Мне было хорошо с этим маленьким вундеркиндом. Странно, но с самого первого дня она оказалась каким-то лекарством в первую очередь для меня самой. Меня порой угнетало и волновало ощущение, что я просто не могу ей дать так много, как мне представлялось, когда я переступала порог ее интерната. Обездоленный, никому не нужный подросток, без тени смущения и лицемерия, не задумываясь о таких глупостях как такт или учтивость, в два счета рассмотрел во мне существо еще более обездоленное – никому не нужного взрослого, который давно и ничему в этой жизни не рад. Вот так незаметно мы как будто поменялись ролями.

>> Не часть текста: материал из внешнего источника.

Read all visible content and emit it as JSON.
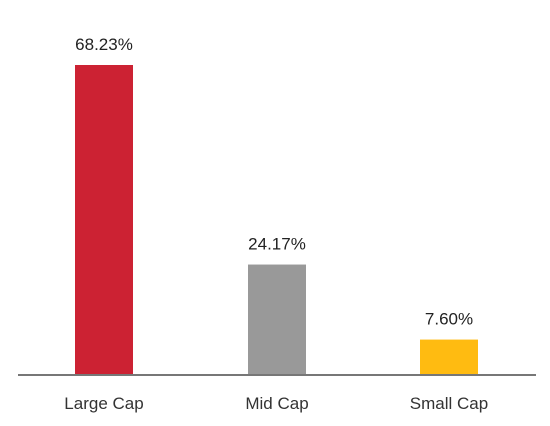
{
  "chart_data": {
    "type": "bar",
    "categories": [
      "Large Cap",
      "Mid Cap",
      "Small Cap"
    ],
    "values": [
      68.23,
      24.17,
      7.6
    ],
    "value_labels": [
      "68.23%",
      "24.17%",
      "7.60%"
    ],
    "colors": [
      "#cc2233",
      "#999999",
      "#ffbb11"
    ],
    "axis_color": "#777777",
    "ylim": [
      0,
      68.23
    ],
    "grid": false,
    "title": "",
    "xlabel": "",
    "ylabel": ""
  }
}
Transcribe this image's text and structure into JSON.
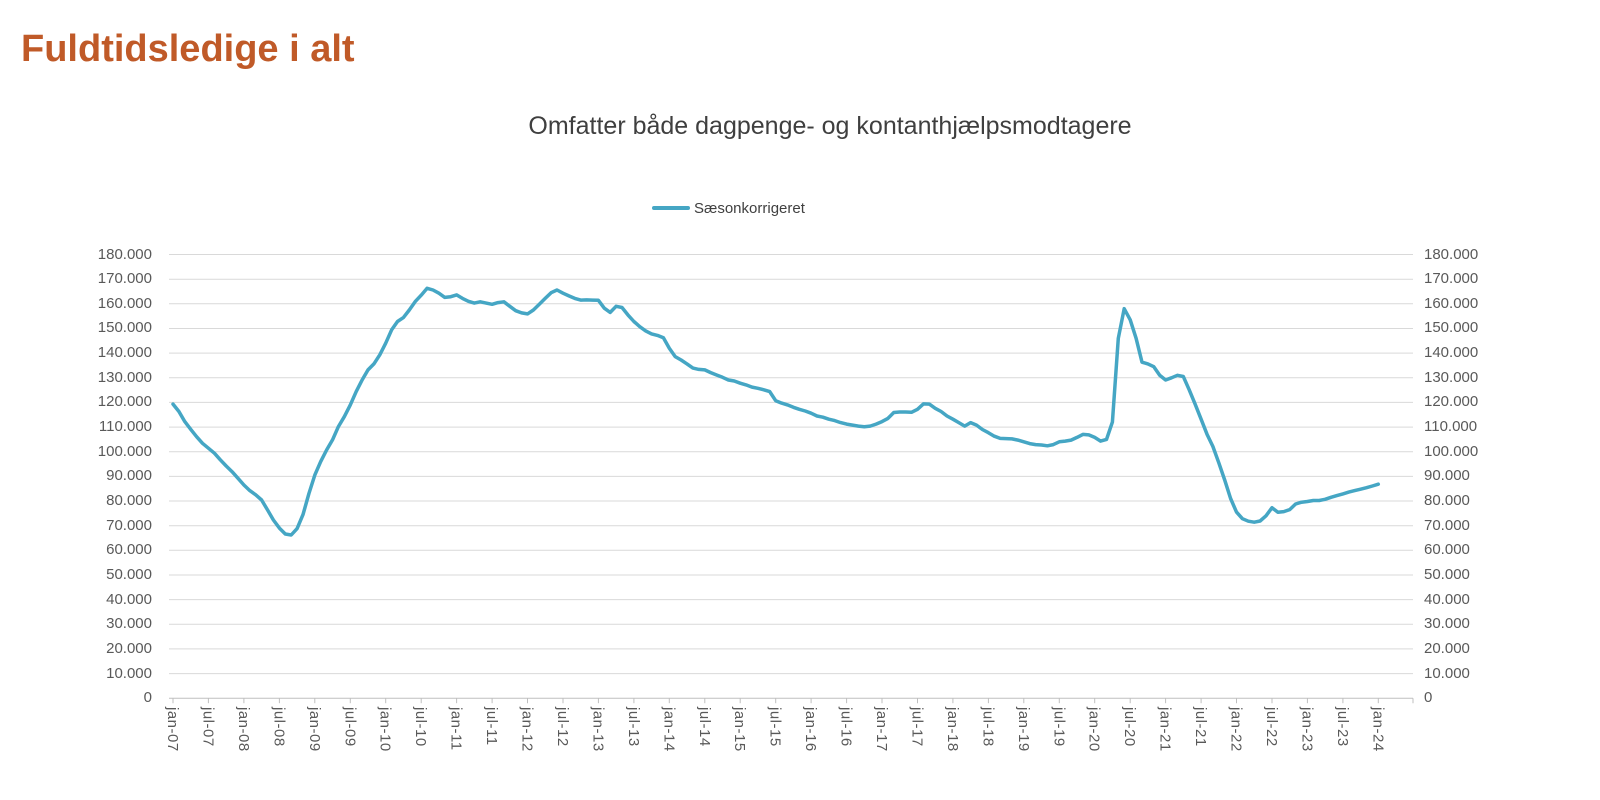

При нашем сложном взаимном позиционировании Оля быстро стала для меня вдвойне важней. Мой наставник, который даже не пытался меня наставлять: не тошнит менторской моралью, не тычет в лицо примерами, не гонится за абстрактными идеями и идеалами, а просто окунает в жизнь с непосредственной беспечностью и, наконец, дает заметить и распробовать то, что всегда оставалось скрыто. Даже в детстве. При этом Оля многое брала взамен сама: с детской же непосредственностью вторгалась она в любую мою подноготную и копошилась в моих чувствах и мыслях, пытаясь через меня, через мой опыт понять и весь остальной «взрослый» мир, который находился за стенами интерната. И этот окружающий мир не то чтобы не нравился – в нем как-то слишком долго не находилось ничего достойного и интересного. И для нее, и для меня. Но мы искали. Нам хотелось быть живыми и все же однажды вынырнуть из наших морей слез.